One of my complaints about octo/inflate systems is the possibility of breathing bad air from the BC bladder while venting with inflator in the mouth, or the possibility of the diver holding breath while the inflator is taken out of mouth to vent.
Thal's system addresses both issues. The second stage reg can stay in the mouth while air is vented thru inflator.

I want one!
 
It was sold by MARES in the US about ten years ago. My understanding is that it is still available in Europe. You can attach any second stage that you like, I find that the Oceanic Omega II is best (for me).
 
The Air-Mic is the same system. Just like the one Thal_____ has, it needs a left handed reg, or a sidebreatther. I bought several trying to use them for my rental gear, but not enough seem to have been sold. Or maybe the people who have them aren't selling them.

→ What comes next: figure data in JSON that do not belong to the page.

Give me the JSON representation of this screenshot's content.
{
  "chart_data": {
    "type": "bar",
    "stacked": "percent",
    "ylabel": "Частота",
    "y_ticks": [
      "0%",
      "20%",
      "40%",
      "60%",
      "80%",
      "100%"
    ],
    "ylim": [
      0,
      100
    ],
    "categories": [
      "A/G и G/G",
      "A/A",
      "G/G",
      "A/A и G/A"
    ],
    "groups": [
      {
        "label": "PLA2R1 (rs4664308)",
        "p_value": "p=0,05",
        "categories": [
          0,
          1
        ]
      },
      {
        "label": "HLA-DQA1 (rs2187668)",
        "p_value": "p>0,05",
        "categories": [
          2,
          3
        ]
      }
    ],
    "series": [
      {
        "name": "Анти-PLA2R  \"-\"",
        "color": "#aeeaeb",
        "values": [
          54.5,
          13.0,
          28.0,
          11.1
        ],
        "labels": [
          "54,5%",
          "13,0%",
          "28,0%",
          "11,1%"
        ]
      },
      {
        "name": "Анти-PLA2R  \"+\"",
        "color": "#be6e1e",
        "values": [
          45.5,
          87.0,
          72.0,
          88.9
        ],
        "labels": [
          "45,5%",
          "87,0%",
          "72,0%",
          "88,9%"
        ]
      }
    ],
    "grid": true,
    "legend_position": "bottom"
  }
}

I cannot find a picture of one. I have a few but no camera.

The Omega works well because it has no left/right, and it is small. The Micra works because it is left handed, and small diameter.

In playing with other regs on the Air Mic fitting, most second stages are just too chunky to hang right.

I was able to get a number of Sherwood Shadows, which are even better because when the students practice detaching the inflator hose, they don't flood the internals of the reg. But they can be kind of short.

The Air 2 style (or the Oceanic Air XS, or the Atomic SS1, or the Zeagles, etc etc) seem to get the reach right. And the multi-function bit means you save a hose without a lot of bulk. If I never had to teach OW students, I'd only use those. Oceanic (and Aqualung) put a midline dump in their corrugated hoses.

My ideal set-up is the Oceanic midline dump style hose with an Atomic on the end. I will have to see how they hold up to internal flooding. I know Air2's don't do so good getting water in air supply bits. They tend to get leaky and corroded.